Speaking of USB, we arrive at the third big thing on the X570, integrated USB 3.1 gen 2. We learn that 3rd generation Ryzen "Matisse" SoCs put out four 10 Gbps USB 3.1 gen 2 ports. Current-generation "Pinnacle Ridge" processors put out four 5 Gbps USB 3.1 gen 1 ports in its place. The X570 chipset adds to this in a big way. Apparently, the chipset puts out a staggering eight 10 Gbps USB 3.1 gen 2 ports (not counting the ports from the SoC), without needing any external controllers. This takes the total USB 3.1 gen 2 port count on the AMD "Valhalla" platform to 12. To put this number into context, Intel Z390 chipset only puts out six USB 3.1 gen 2 ports, none directly from the processor.
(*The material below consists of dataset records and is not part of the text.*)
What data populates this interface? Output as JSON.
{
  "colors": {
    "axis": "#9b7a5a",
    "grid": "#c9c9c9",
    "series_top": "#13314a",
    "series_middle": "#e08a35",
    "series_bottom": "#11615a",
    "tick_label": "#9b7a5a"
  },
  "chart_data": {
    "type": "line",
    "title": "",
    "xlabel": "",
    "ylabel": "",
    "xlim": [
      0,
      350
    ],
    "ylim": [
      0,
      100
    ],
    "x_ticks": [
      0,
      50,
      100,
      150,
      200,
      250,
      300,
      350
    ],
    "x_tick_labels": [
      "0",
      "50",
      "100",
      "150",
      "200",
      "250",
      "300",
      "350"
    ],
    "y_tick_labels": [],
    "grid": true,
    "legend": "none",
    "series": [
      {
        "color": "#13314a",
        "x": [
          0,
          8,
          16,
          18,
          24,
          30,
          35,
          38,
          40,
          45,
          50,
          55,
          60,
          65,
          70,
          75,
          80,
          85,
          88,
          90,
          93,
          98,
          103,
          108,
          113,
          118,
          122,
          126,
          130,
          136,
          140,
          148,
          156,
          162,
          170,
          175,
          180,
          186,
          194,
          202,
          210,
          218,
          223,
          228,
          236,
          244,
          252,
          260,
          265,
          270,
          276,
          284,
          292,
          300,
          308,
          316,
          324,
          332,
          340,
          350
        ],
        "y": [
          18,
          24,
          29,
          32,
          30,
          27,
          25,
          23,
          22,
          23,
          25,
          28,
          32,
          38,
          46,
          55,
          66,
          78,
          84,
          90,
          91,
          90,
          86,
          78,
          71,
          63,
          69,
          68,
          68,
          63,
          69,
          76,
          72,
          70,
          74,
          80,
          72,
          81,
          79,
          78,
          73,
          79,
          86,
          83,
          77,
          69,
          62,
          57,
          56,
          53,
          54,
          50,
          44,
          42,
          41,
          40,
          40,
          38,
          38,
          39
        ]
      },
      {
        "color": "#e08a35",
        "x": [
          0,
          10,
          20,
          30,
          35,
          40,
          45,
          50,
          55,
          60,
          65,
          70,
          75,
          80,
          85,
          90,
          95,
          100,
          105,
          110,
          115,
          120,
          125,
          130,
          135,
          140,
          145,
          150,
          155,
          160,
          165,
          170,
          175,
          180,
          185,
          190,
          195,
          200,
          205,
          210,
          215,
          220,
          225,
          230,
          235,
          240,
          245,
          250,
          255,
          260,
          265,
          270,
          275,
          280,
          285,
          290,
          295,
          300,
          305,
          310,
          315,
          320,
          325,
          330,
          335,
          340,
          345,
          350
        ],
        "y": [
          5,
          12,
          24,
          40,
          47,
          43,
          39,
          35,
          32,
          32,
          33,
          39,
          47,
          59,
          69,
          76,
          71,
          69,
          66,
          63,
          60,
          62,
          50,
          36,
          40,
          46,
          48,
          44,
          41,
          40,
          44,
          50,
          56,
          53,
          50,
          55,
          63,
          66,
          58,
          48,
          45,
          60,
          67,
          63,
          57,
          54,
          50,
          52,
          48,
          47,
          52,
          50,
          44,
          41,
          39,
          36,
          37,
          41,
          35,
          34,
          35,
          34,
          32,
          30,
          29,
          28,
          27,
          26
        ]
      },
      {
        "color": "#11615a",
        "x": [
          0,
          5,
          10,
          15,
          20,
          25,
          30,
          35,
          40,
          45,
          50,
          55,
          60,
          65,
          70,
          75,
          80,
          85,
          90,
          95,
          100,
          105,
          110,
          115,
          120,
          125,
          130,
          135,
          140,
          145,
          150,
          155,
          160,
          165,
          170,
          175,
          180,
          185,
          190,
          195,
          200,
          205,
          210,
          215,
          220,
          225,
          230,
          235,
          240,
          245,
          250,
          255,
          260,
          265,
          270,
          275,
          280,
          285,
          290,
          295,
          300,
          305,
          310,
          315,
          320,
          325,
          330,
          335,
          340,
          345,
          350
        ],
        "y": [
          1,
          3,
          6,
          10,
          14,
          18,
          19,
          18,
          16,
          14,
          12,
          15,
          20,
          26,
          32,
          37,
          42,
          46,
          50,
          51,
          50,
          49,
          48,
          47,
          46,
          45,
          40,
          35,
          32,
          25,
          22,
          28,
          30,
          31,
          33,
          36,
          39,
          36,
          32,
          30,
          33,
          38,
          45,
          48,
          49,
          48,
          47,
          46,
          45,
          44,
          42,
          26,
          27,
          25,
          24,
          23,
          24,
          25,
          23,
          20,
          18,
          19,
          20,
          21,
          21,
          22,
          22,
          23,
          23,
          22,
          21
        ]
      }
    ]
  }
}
AMD finally beats Intel in the PCIe budget numbers-game. The 3rd generation Ryzen "Matisse" processor puts out 24 PCIe gen 4.0 lanes. Add this to the 16 PCIe gen 4.0 lanes from the X570 chipset, and you arrive at 44 lanes (including the chipset bus). This beats the 40 lanes when you combine a "Coffee Lake Refresh" processor with a Z390 Express chipset (16 + 24). It's important to note here that Intel is still stuck with PCIe gen 3.0 on its 9th generation Core platform. The Ryzen "Picasso" APU silicon only puts out 16 PCIe gen 4.0 lanes, hence we arrive at 36 lanes.